Introduction to Statistical Methods for the Life and Health Sciences
|
Objectives:
(1) Learn how to use a dataset that is in “raw” form
(2) learn how to use a dataset that already is in STATA
form
(3) practice summarizing datasets
(4) learn some new STATA commands
STATA commands that you
will find helpful today and in the future:
(For many of these commands,
you can type as many variables as you want. Feel free to experiment; nothing
bad will happen if you make a mistake.)
describe
graph varname1 varname2
chist varname1
summarize varname1 varname2, detail
help command
infile varname1 varname2 using “filename.raw”
use filename.dta
open filename.dta
list
clear
In order to test the
effectiveness of the drug captopril as a blood-pressure treatment, 15 patients
were given the same dose of the drug.
Their blood pressure was measured before and after taking the drug. Use this data from http://www.stat.ucla.edu/~rgould/datasets/bloodpressure.raw
To download this existing
“raw” file of data, type
infile before after using “http://www.stat.ucla.edu/~rgould/datasets/bloodpressure.raw”
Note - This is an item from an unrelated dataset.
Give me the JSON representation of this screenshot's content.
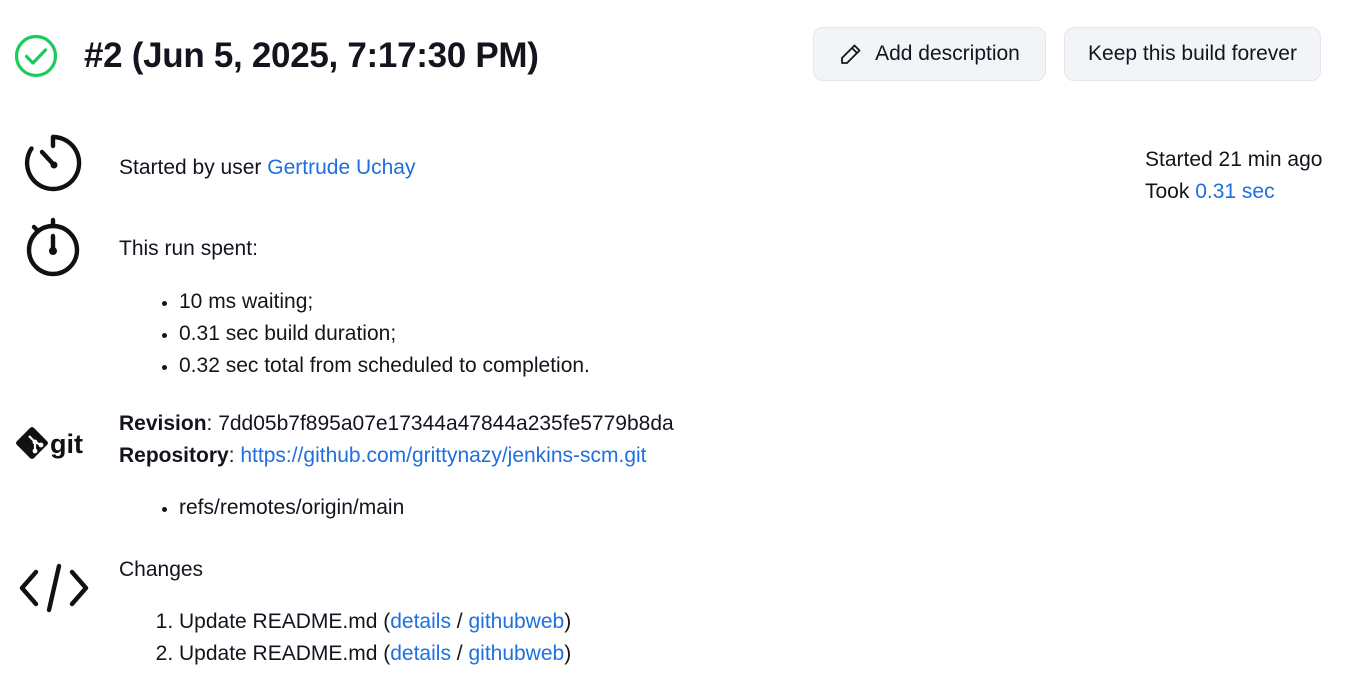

There are two variables in
this dataset. The first variable
represents the systolic blood pressure before the drug (varname =
before), the second variable is the systolic blood pressure after the drug (varname
= after).
A. Type
summarize
for a summary of these two
variables. Describe the summary.
See what happens when you type
summarize before, detail
B. Make histograms of the before and after blood pressures.
Type
chist varname1
Compare the shapes of the
two histograms. Can you conclude
anything about the effectiveness of Captopril? Take into account the study
design and provide any evidence, numerical or graphical that you think support
your point.
Old Faithful is a geyser in
Yellowstone National Forest that is a popular tourist attraction. This geyser earned its name from the
regularity of its eruptions. This
regularity, of course, also makes it ideal for a tourist attraction. If a geyser erupts infrequently, and with no
discernible pattern, then how are tourists to know when to visit?
Use data from http://www.stat.ucla.edu/~rgould/datasets/oldfath.dta
Note that this is a STATA
object (it has the “.dta” ending).
To use this file in STATA,
type
use “http://www.stat.ucla.edu/~rgould/datasets/oldfath.dta”
C. Type
describe
How many variables are in
this dataset? What are the variable
names? How many observations in the
dataset?
D. Type
list
What does this command do?
E. The data record the length of time between eruptions (length) and
the length of the last eruption (duration).
Tourists usually want to know how long they will have to wait until an
eruption. Based on this data, what
would you tell them? Are there any
unusual features in the distribution of the times between eruptions?